Terwijl critici geloven dat de uitdrukkelijke erkenning van gender in het Vluchtelingenverdrag de sluizen zal openen voor overweldigende asielaanvragen van vrouwen, verschilt het Canadese Hooggerechtshof, terwijl het van mening is dat: ” ‘Gender’ het onveranderlijke kenmerk kan zijn dat een PSG definieert, en er geen ‘explosie’ van gendergerelateerde claims in Canada is geweest. Op een meer fundamenteel niveau, floodgate zorgen negeren de essentiële aard van de vluchtelingenstatus bepaling; dat het een zeer geïndividualiseerd, geval per geval proces. Hoewel de erkenning van ‘vrouwen’ als PSG het voor potentiële eisers gemakkelijker kan maken om aan de ‘lidmaatschap van een PSG’ -grond te voldoen, zouden zij nog steeds moeten voldoen aan andere elementen onder de vluchtelingendefinitie, die niet gemakkelijker zijn dan de andere”19.
Vandaag de dag is de strijd voor gendergelijkheid sterker dan ooit. Maar echte rechtvaardigheid kan alleen worden bereikt door een collectieve verandering in sociale normen, culturele attitudes en beleid. Er bestaat een symbiotische relatie tussen recht, gedrag en houdingen. VGV is een voorbeeld van deze symbiotische relatie. Er is internationale mensenrechtenwetgeving tegen VGV en verschillende nationale wetten over hetzelfde, maar het gebrek aan handhaving en de nog steeds aanwezige houding ten aanzien van het controleren van vrouwen is de reden waarom het nog steeds voornamelijk gebeurt in Afrika, in het Midden-Oosten en in Zuid-Azië20. We moeten ernaar streven om wetten, sociaal gedrag en attitudes te verenigen om echte gendergelijkheid te bereiken.

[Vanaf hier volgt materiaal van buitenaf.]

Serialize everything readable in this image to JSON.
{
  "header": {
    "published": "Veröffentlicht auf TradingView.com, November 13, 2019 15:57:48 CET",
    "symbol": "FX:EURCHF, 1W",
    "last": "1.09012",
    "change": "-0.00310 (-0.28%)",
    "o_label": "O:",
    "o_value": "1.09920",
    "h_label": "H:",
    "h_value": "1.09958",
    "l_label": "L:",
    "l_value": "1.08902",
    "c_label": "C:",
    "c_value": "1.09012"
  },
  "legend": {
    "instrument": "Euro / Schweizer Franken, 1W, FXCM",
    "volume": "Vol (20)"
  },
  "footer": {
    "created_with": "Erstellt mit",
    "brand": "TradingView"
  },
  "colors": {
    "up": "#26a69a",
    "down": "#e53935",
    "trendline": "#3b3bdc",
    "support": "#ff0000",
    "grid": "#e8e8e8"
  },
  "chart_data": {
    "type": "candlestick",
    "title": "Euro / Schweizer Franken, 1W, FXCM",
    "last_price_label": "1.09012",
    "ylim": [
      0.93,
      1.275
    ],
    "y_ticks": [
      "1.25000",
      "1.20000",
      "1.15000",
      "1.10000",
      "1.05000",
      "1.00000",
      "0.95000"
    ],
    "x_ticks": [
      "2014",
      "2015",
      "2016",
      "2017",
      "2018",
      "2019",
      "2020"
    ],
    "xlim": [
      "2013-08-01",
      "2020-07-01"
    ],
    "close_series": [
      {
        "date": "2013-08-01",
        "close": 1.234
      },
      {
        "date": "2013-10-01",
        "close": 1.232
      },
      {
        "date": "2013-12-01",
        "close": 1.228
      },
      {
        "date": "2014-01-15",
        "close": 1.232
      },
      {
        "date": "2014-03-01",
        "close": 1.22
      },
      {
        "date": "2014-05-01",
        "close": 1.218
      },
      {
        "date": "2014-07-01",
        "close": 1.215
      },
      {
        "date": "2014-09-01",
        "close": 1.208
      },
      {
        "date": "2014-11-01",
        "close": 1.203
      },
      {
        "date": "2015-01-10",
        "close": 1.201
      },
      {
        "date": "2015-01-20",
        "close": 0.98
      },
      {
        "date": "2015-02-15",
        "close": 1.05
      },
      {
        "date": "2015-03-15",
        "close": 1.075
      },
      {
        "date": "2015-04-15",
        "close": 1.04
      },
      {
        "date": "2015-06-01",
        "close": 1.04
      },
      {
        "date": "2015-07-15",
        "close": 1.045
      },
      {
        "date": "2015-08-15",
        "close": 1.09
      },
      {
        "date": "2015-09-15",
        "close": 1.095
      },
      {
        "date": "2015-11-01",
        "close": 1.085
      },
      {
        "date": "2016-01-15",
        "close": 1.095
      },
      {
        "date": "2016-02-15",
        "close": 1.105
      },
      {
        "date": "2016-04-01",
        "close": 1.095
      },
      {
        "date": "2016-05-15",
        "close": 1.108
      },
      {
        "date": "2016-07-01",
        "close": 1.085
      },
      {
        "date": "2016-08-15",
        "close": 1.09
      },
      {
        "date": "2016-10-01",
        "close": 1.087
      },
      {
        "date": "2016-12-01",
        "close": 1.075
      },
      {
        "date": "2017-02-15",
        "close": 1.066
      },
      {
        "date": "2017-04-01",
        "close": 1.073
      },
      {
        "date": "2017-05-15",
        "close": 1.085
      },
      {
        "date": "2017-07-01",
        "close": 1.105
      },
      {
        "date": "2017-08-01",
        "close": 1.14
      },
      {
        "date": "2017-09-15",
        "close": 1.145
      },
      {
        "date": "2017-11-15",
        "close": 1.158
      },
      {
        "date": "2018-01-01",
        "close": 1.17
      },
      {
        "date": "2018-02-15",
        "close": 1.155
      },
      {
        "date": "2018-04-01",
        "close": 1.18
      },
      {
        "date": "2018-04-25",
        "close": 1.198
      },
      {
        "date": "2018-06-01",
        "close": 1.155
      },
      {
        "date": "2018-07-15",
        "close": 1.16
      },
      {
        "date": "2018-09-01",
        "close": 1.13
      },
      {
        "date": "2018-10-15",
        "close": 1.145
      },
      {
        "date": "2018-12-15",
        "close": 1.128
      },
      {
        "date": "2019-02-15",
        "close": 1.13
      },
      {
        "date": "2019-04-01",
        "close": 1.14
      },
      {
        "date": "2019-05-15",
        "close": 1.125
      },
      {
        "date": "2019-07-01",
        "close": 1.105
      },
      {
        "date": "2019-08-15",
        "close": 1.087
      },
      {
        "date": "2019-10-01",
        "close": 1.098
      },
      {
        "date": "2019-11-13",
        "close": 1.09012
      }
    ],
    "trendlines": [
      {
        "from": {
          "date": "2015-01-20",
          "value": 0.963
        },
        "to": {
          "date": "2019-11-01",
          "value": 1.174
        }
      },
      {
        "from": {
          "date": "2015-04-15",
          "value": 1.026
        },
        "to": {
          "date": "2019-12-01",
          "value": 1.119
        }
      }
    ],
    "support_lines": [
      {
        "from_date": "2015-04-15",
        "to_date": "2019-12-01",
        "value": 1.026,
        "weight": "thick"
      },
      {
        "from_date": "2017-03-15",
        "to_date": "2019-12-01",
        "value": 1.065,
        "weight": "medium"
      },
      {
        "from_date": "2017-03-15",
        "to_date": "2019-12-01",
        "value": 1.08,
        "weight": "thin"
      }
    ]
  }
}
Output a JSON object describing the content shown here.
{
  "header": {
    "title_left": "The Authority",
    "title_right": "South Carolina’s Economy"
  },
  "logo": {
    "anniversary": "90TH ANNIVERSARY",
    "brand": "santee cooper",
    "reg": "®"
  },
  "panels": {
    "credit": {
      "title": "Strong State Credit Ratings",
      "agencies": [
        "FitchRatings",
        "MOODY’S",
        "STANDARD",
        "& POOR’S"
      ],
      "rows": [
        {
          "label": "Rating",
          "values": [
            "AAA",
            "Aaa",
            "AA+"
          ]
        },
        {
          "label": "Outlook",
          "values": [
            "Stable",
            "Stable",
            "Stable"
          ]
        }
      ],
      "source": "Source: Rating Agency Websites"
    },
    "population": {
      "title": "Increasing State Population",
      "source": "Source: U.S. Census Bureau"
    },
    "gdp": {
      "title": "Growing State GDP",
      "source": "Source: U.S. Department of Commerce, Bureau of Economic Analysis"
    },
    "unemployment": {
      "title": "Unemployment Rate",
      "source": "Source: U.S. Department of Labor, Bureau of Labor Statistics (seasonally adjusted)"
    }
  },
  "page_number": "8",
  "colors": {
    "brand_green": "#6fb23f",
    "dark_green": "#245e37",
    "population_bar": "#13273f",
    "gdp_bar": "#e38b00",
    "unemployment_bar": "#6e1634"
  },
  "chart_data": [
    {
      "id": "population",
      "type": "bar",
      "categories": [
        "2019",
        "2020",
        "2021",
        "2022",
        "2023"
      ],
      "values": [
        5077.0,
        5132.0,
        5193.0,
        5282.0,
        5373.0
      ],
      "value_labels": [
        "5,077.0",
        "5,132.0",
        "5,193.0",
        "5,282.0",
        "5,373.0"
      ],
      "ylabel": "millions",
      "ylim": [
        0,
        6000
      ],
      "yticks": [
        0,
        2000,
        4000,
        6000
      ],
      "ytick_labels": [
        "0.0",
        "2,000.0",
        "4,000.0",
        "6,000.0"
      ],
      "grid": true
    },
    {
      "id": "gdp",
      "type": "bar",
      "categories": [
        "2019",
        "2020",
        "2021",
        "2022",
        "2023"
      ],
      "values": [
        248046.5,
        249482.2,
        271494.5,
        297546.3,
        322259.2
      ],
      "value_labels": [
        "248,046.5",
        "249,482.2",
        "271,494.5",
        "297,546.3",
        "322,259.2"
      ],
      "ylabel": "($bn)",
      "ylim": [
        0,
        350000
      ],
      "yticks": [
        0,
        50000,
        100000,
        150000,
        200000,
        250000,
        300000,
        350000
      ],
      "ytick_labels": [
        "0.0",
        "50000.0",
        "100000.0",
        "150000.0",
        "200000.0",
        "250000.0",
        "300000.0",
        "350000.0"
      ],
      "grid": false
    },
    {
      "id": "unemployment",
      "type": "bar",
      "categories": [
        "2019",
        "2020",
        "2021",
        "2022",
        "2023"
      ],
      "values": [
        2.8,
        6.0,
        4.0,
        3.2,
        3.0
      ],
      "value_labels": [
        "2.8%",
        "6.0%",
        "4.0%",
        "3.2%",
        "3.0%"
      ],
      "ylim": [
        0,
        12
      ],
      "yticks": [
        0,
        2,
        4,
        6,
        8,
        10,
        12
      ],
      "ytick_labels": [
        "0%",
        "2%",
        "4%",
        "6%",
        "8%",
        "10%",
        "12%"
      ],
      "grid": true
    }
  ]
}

We kunnen alle conventies houden en actief tegen deze daden pleiten, maar als de wetten en het beleid niet veranderen om deze houding te weerspiegelen, dan zal er niets echt veranderen. Het boek, “The Right to Asylum from a Gender Perspective” van The Thinking Watermill Society, in samenwerking met advocatenkantoor Pavia e Ansaldo, bespreekt dit onderwerp in zijn totaliteit.